Adesso che hai trovato una “luce” ulteriore, devi solo riuscire a rilassarti e ad accettarlo. È davvero paradossale che spesso si faccia tanta fatica nell’accettare anche le cose belle; a volte la bellezza e la bontà che incontriamo ci fanno soffrire quanto il dolore e il male, se non siamo disposti ad accoglierle, se non ci sentiamo pronti. Ci fanno venire i sensi di colpa che conosci bene, i dubbi. È naturale questo, ma è un modo chiuso di vivere la vita, arrotolati su se stessi come ricci. Bisogna aprirsi, rilassarsi. Tutte cose che dico a me stessa e che non sempre riesco a praticare ma quando ci sono riuscita ho sempre capito che era la cosa più giusta e buona. Nella Bibbia c’è scritto che una persona buona e giusta non è quella che non pecca (o non sbaglia) mai, ma è quella che se pecca 7 volte, fa il bene 70 volte.

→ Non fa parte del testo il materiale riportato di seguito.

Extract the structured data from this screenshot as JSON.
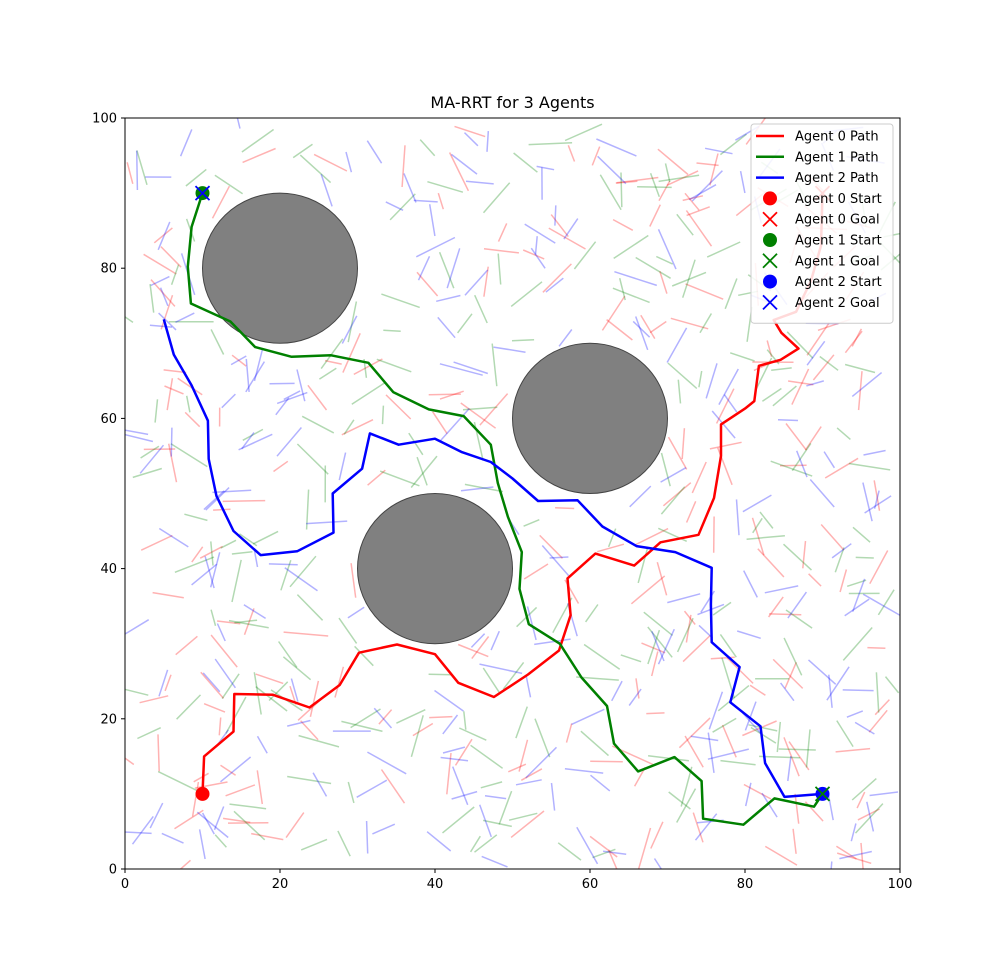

Cioè non sta lì a pensare ai propri peccati ed errori, li commette ma poi va avanti, è già proiettato ad amare, ad aprirsi, a lasciarsi stupire e travolgere da tutto quel bene che, nonostante peccati ed errori, può ancora e sempre dare e ricevere. Mi sembra un discorso che si può benissimo applicare anche a noi!